# ATV Handlebar Winch / Power Angle Switch Mounting?



## Hip2u77 (May 16, 2001)

Hi,

I've got a 2002 Polaris Sportsman 500 H.O. with a Superwinch, to lift a 54" Eagle Plow, and also have the ETS Power Angle to go with it.

Picture to come, but right now I've got both switches on the left side, with the winch switch in a vertical config, and the power angle next to it mounted horizontal.

I'm just seeing if anyone has any "oh, why didn't I think of that?" ideas for mounting both of the switches.

Thanks,

Shawn


----------



## ScubaSteve728 (Jan 17, 2012)

are they on the same or opposite side as the shifter?

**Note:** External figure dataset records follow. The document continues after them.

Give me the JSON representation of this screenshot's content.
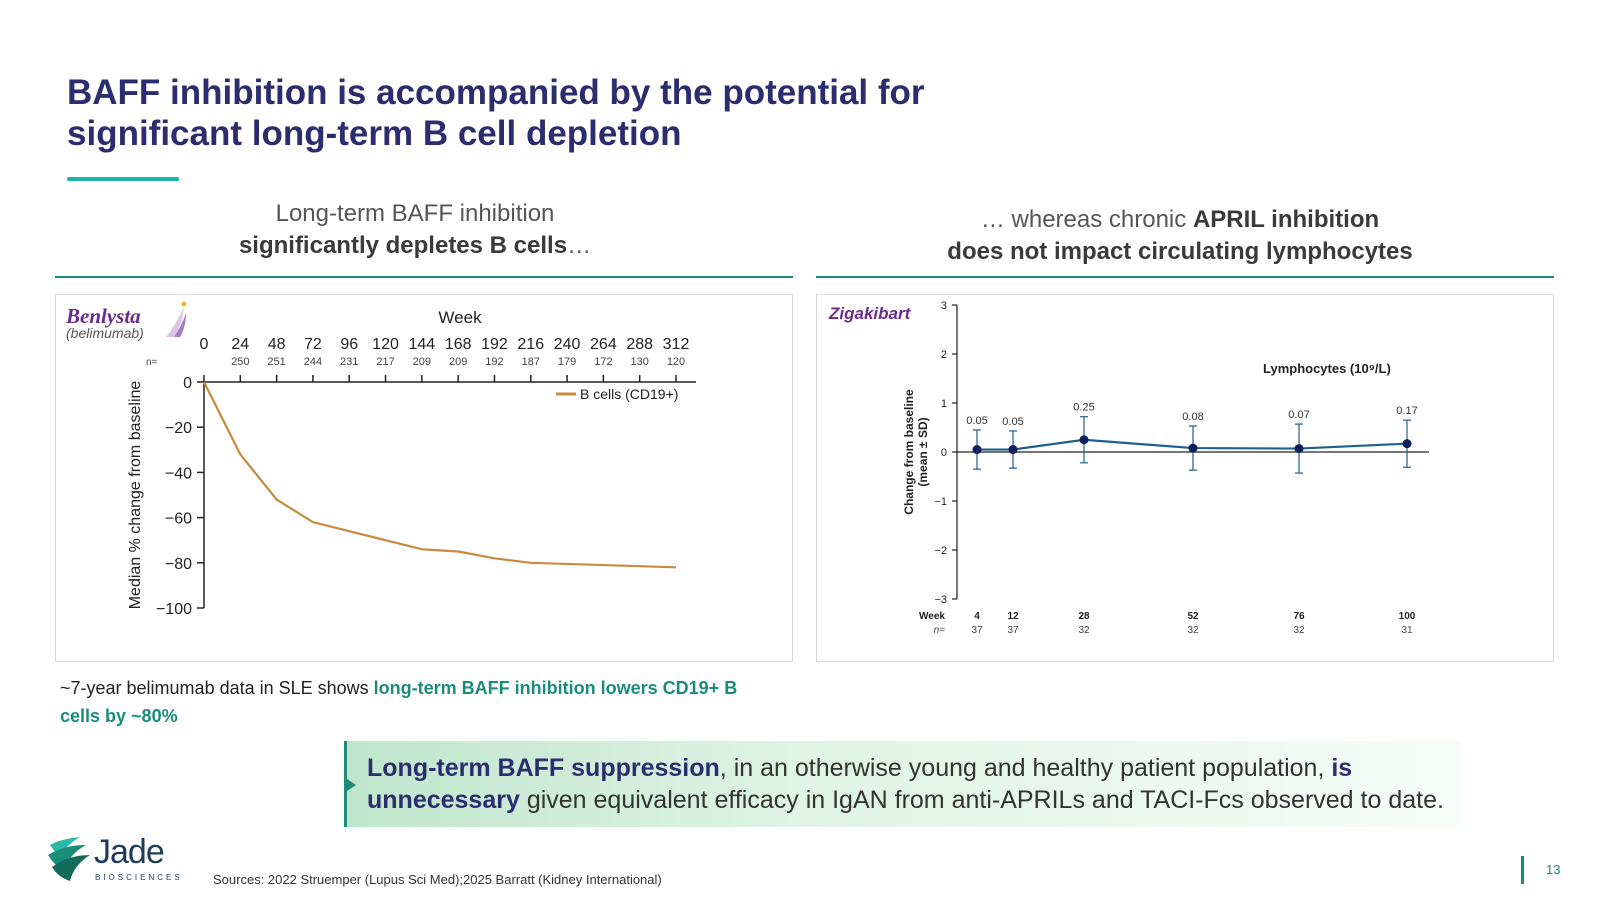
{
  "title": {
    "line1": "BAFF inhibition is accompanied by the potential for",
    "line2": "significant long-term B cell depletion"
  },
  "left_panel": {
    "heading_line1": "Long-term BAFF inhibition",
    "heading_bold": "significantly depletes B cells",
    "heading_tail": "…",
    "brand": "Benlysta",
    "brand_sub": "(belimumab)"
  },
  "right_panel": {
    "heading_prefix": "… whereas chronic ",
    "heading_bold1": "APRIL inhibition",
    "heading_line2": "does not impact circulating lymphocytes",
    "brand": "Zigakibart"
  },
  "caption": {
    "plain": "~7-year belimumab data in SLE shows ",
    "highlight": "long-term BAFF inhibition lowers CD19+ B cells by ~80%"
  },
  "callout": {
    "bold1": "Long-term BAFF suppression",
    "text1": ", in an otherwise young and healthy patient population, ",
    "bold2": "is unnecessary",
    "text2": " given equivalent efficacy in IgAN from anti-APRILs and TACI-Fcs observed to date."
  },
  "logo": {
    "word": "Jade",
    "sub": "BIOSCIENCES"
  },
  "sources": "Sources: 2022 Struemper (Lupus Sci Med);2025  Barratt (Kidney International)",
  "page_number": "13",
  "colors": {
    "title": "#2b2d6e",
    "accent_teal": "#1a8c7a",
    "bcell_line": "#c98a3e",
    "lymph_line": "#1f5f8a",
    "lymph_marker": "#0d1f5c",
    "brand_purple": "#6b2a8c"
  },
  "chart_data": [
    {
      "type": "line",
      "title": "",
      "xlabel": "Week",
      "ylabel": "Median % change from baseline",
      "x": [
        0,
        24,
        48,
        72,
        96,
        120,
        144,
        168,
        192,
        216,
        240,
        264,
        288,
        312
      ],
      "n": [
        "",
        "250",
        "251",
        "244",
        "231",
        "217",
        "209",
        "209",
        "192",
        "187",
        "179",
        "172",
        "130",
        "120"
      ],
      "n_label": "n=",
      "xlim": [
        0,
        312
      ],
      "ylim": [
        -100,
        0
      ],
      "yticks": [
        0,
        -20,
        -40,
        -60,
        -80,
        -100
      ],
      "x_axis_position": "top",
      "legend_position": "top-right",
      "series": [
        {
          "name": "B cells (CD19+)",
          "values": [
            0,
            -32,
            -52,
            -62,
            -66,
            -70,
            -74,
            -75,
            -78,
            -80,
            -80.5,
            -81,
            -81.5,
            -82
          ]
        }
      ]
    },
    {
      "type": "line",
      "title": "",
      "xlabel": "Week",
      "ylabel": "Change from baseline (mean ± SD)",
      "annotation": "Lymphocytes (10⁹/L)",
      "x": [
        4,
        12,
        28,
        52,
        76,
        100
      ],
      "n": [
        "37",
        "37",
        "32",
        "32",
        "32",
        "31"
      ],
      "n_label": "n=",
      "xlim": [
        0,
        104
      ],
      "ylim": [
        -3,
        3
      ],
      "yticks": [
        3,
        2,
        1,
        0,
        -1,
        -2,
        -3
      ],
      "series": [
        {
          "name": "",
          "values": [
            0.05,
            0.05,
            0.25,
            0.08,
            0.07,
            0.17
          ],
          "error_sd": [
            0.4,
            0.38,
            0.47,
            0.45,
            0.5,
            0.48
          ],
          "data_labels": [
            "0.05",
            "0.05",
            "0.25",
            "0.08",
            "0.07",
            "0.17"
          ]
        }
      ]
    }
  ]
}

on my Kawasaki I shift and throttle with my right hand and winch up and down with the left hand and it works perfectly for me


----------



## Hip2u77 (May 16, 2001)

ScubaSteve728;1864527 said:


> are they on the same or opposite side as the shifter?
> 
> on my Kawasaki I shift and throttle with my right hand and winch up and down with the left hand and it works perfectly for me


They're on the left. Here's the setup I have now. Grip is off as I have heated grips showing up in a couple of days.


----------



## irv (Oct 20, 2010)

my warn winch and power angle switches are stacked on top
of each other. they are made to do that.


----------